The first official Russian comment on the Saudi-Canadian dispute came from the Russian Foreign Ministry, which confirmed Moscow's refusal to politicize human rights issues, noting that Saudi Arabia has the right to determine the course of its own internal reforms.
Diplomatic channels and trade negotiations were suspended last week, and some flights from Saudi Arabia to Canada halted.
On Tuesday, Reuters reported that Canada plans to seek help from United Arab Emirates and Britain to defuse the row, citing sources familiar with the matter.
The Canadian dollar was down by 0.2% against the USA dollar to 1.3096 at 8:59 a.m. ET.
However, Saudi Arabia's Foreign Ministry called Canada's plea a "grave and unacceptable violation of the kingdom's laws and procedures". Dr. Al-Eissa said in a tweet, "I would like to reassure our students in Canada that your government is keen on your academic future".

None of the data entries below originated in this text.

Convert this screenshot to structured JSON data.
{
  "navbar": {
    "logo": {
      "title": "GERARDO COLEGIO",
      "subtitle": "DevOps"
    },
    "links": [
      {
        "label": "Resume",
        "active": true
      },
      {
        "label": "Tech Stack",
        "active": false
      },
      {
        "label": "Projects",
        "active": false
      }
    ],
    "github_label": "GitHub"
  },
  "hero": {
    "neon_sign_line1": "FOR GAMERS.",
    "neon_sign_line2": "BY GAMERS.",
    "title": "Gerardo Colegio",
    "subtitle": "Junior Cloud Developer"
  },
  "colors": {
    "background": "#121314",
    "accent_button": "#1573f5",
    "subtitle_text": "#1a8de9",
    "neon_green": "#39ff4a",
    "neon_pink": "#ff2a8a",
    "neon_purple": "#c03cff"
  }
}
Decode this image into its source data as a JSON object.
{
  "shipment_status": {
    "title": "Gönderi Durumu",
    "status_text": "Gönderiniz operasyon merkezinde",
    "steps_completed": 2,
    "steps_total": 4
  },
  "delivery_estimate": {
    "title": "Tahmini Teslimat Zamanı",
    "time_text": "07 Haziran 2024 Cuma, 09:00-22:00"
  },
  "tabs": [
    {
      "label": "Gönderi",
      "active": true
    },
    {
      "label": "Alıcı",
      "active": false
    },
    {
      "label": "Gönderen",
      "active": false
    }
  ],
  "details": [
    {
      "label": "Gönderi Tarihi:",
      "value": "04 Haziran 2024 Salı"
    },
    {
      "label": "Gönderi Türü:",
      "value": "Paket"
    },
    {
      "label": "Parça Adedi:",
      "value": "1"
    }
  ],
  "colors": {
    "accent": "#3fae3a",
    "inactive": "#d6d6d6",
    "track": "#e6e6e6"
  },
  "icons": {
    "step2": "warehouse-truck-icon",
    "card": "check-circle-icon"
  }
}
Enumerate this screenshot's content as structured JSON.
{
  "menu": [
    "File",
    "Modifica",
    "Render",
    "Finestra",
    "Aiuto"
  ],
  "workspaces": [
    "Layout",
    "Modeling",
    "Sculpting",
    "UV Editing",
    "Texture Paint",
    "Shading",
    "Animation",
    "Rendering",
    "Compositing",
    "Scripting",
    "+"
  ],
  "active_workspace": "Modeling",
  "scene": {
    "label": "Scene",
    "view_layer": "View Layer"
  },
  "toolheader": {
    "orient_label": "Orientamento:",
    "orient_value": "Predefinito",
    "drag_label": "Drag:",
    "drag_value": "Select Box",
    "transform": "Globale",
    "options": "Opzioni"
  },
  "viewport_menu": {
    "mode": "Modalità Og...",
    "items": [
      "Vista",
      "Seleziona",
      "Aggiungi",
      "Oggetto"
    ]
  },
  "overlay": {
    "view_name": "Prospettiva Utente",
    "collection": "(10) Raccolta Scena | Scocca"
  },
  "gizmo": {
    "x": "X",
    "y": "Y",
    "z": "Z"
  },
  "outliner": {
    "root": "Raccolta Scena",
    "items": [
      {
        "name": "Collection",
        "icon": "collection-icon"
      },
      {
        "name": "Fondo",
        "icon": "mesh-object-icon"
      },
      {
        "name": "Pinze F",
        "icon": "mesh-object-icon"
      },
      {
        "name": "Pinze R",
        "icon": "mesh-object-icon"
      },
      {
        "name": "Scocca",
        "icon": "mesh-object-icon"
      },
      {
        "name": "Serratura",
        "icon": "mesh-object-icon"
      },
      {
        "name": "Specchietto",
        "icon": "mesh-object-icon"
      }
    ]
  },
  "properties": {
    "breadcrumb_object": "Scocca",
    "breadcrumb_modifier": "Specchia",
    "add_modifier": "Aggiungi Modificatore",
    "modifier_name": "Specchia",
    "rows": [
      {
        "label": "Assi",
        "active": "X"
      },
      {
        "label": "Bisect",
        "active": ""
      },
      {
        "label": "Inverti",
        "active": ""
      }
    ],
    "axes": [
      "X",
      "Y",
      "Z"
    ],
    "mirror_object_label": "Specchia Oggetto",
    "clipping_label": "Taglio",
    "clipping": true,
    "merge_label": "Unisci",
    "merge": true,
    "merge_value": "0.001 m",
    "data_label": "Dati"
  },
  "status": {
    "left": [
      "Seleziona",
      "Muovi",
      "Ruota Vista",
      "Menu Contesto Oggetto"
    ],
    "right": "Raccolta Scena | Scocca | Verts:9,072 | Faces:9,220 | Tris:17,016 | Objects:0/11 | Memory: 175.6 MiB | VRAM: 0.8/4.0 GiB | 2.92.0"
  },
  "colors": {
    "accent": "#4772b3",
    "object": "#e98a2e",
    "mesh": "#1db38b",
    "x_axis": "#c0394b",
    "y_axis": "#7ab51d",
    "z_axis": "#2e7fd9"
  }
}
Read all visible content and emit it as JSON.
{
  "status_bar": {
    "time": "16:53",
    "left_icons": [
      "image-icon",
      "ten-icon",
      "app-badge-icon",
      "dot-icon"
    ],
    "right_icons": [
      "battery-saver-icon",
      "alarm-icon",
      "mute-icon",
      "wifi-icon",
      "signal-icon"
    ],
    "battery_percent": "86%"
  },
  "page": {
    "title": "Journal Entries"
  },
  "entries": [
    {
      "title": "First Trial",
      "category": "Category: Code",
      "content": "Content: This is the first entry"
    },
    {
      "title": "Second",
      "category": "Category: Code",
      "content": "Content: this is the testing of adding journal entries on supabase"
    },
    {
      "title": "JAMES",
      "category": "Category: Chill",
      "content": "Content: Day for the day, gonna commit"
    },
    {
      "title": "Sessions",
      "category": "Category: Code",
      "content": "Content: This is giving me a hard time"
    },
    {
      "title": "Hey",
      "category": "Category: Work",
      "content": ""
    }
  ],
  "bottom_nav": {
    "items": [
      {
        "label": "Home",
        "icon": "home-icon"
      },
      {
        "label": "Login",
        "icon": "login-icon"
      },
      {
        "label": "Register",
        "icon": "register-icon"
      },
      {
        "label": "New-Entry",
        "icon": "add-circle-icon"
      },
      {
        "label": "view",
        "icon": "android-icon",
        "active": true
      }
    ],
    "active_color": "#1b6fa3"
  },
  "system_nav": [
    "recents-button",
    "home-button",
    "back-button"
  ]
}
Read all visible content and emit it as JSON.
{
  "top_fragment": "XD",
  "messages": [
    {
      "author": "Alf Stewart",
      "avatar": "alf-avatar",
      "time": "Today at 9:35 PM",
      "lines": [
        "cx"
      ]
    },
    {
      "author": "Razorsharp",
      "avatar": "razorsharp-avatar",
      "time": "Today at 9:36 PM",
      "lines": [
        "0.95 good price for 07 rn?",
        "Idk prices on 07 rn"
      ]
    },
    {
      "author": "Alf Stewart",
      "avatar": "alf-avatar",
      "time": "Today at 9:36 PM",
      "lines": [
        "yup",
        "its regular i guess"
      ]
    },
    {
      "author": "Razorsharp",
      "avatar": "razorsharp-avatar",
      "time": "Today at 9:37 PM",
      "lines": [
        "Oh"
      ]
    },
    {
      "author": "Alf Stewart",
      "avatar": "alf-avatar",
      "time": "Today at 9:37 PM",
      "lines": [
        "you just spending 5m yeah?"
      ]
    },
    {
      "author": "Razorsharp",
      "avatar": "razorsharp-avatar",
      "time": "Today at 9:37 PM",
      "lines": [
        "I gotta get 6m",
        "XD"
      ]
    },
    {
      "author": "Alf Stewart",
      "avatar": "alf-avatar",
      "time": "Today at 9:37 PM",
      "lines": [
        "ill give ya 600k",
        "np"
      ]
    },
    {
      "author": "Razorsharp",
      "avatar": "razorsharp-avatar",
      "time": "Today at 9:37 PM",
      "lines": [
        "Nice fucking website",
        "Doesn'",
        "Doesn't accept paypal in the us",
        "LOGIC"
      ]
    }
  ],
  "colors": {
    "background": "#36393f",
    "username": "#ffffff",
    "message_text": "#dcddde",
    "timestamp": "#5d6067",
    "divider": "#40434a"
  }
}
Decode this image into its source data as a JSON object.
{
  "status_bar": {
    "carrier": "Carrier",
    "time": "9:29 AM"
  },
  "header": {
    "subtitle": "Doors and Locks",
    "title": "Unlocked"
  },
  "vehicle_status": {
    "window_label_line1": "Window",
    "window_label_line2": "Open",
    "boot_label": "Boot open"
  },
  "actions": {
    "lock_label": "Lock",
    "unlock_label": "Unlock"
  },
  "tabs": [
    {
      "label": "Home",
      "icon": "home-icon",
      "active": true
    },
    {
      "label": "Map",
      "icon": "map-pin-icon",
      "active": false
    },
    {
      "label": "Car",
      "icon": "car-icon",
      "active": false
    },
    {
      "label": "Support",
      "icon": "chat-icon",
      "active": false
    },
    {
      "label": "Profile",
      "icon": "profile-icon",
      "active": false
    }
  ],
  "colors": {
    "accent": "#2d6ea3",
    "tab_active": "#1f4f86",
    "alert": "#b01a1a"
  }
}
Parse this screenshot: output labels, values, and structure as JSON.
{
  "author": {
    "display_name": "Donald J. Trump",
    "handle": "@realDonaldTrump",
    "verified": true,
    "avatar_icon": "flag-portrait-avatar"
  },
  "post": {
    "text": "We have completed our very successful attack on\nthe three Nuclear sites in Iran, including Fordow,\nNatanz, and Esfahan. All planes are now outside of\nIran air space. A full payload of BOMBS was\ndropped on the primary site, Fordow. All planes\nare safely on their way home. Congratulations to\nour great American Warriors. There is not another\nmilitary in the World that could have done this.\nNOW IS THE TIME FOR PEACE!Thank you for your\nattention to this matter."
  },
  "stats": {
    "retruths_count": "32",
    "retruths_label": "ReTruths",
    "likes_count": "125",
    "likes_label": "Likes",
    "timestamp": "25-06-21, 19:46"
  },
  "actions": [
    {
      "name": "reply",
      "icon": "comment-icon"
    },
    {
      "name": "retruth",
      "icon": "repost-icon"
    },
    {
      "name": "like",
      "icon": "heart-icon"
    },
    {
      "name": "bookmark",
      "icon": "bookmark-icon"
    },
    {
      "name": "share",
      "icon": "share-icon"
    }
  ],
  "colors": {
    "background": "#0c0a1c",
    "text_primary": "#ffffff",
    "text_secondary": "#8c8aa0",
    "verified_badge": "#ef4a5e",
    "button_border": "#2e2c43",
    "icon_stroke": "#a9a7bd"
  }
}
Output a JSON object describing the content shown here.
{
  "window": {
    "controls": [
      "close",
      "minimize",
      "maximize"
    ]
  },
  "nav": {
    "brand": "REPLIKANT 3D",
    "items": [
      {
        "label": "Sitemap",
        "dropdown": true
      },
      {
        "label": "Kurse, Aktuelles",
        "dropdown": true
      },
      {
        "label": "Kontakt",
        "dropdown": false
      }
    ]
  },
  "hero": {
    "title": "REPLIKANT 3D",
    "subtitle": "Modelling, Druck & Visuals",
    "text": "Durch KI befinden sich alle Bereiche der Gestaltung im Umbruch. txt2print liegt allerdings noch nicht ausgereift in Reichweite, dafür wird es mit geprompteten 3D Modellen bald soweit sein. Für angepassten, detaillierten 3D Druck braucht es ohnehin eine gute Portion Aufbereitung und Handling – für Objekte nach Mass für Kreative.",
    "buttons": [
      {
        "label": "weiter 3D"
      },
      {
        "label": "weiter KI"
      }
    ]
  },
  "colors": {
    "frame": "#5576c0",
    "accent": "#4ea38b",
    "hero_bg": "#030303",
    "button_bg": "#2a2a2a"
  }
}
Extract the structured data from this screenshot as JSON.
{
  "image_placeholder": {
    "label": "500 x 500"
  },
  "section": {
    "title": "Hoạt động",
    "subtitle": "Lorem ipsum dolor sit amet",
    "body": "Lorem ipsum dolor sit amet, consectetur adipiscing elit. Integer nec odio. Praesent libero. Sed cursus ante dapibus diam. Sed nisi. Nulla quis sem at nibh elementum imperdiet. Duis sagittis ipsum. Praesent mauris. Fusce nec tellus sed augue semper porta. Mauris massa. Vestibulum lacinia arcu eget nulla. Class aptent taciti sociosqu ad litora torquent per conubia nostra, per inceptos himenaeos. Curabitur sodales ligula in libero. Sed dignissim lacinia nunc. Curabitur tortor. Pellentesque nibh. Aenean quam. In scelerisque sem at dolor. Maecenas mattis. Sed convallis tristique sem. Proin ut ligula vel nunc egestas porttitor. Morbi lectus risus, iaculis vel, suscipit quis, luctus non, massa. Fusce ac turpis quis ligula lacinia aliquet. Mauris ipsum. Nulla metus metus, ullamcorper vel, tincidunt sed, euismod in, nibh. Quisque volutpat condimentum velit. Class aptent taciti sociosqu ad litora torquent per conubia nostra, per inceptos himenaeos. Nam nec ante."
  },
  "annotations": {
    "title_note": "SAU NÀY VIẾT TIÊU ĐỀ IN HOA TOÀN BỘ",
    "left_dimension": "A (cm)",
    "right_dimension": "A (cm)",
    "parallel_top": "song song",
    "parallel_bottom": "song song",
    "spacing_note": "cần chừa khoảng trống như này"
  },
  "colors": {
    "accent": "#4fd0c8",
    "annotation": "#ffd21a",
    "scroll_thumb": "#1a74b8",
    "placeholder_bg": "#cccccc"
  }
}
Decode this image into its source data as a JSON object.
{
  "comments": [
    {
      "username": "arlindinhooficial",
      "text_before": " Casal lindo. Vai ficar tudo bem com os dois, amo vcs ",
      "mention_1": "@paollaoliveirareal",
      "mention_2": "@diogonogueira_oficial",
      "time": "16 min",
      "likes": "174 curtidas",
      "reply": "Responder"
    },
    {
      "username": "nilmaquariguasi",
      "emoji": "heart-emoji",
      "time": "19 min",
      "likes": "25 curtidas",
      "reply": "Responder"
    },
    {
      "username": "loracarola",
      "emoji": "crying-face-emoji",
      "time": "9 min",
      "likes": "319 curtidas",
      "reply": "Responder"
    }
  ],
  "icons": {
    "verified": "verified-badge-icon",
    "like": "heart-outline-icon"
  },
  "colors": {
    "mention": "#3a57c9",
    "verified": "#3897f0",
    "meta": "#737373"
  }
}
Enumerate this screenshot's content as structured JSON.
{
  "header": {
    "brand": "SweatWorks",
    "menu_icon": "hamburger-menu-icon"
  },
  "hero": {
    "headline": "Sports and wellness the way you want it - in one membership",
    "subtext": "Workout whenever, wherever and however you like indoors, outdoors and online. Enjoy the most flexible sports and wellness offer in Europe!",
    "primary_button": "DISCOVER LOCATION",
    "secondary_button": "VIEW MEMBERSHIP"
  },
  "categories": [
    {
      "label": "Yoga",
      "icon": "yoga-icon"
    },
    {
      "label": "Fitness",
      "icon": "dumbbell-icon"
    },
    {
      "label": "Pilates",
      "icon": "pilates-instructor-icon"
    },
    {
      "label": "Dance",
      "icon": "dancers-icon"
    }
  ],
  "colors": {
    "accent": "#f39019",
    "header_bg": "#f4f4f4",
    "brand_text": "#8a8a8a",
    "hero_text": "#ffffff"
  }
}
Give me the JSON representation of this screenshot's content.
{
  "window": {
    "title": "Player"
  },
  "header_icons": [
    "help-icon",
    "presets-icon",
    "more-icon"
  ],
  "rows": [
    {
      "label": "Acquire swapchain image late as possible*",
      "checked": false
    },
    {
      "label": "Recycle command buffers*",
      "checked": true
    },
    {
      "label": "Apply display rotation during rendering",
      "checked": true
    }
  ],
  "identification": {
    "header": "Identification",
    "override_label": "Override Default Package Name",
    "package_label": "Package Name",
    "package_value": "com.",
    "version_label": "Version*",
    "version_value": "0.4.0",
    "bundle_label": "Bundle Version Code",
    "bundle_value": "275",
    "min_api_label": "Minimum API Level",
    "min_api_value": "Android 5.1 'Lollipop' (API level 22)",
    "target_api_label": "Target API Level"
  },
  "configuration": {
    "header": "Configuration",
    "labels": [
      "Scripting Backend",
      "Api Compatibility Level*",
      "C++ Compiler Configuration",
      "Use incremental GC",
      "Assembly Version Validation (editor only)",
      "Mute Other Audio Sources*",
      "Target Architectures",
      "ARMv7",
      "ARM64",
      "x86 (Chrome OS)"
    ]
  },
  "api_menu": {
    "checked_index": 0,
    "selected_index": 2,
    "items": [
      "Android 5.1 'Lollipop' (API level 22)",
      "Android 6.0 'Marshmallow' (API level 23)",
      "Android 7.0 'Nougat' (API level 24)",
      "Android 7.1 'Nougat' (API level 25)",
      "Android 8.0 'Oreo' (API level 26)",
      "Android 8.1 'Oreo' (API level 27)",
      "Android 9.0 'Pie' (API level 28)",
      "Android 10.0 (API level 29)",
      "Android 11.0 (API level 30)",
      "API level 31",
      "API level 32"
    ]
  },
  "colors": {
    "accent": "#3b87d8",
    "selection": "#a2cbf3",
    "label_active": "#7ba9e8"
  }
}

Saudi cuts oil pricing as it boosts supply
Even with last week's rise, overall USA crude inventories are below the 5-year average of around 420 million barrels. Saudi Arabia's production increased by 230,000 barrels a day in July to 10.65 million barrels per day.
Inflows slowed in recent years mainly due to low oil prices, but regional turmoil doesn't help, critics of the government say.
"Crucifixions" in Saudi Arabia typically involve beheading the condemned, then sewing their head back on and putting their body on public display - hanging them from a pole or a cross, according to Amnesty International.
The kingdom has taken several measures to punish Ottawa. All Saudi patients in the country will be transferred to hospitals outside of Canada.
Saudi scholarship recipients to Canadian universities were ordered to other countries.
Meanwhile, Saudi Arabia's main state wheat-buying agency, Saudi Grains Organization (SAGO), issued a notice to exporters that it will no longer buy Canadian wheat and barley.
Canada's Prime Minister Justin Trudeau is expected to hold a news conference in Montreal.
The dispute may hurt what is a modest bilateral trade worth almost $4 billion a year. Saudi Arabia has invested about $6 billion in Canadian businesses since 2006, data compiled by Bloomberg show.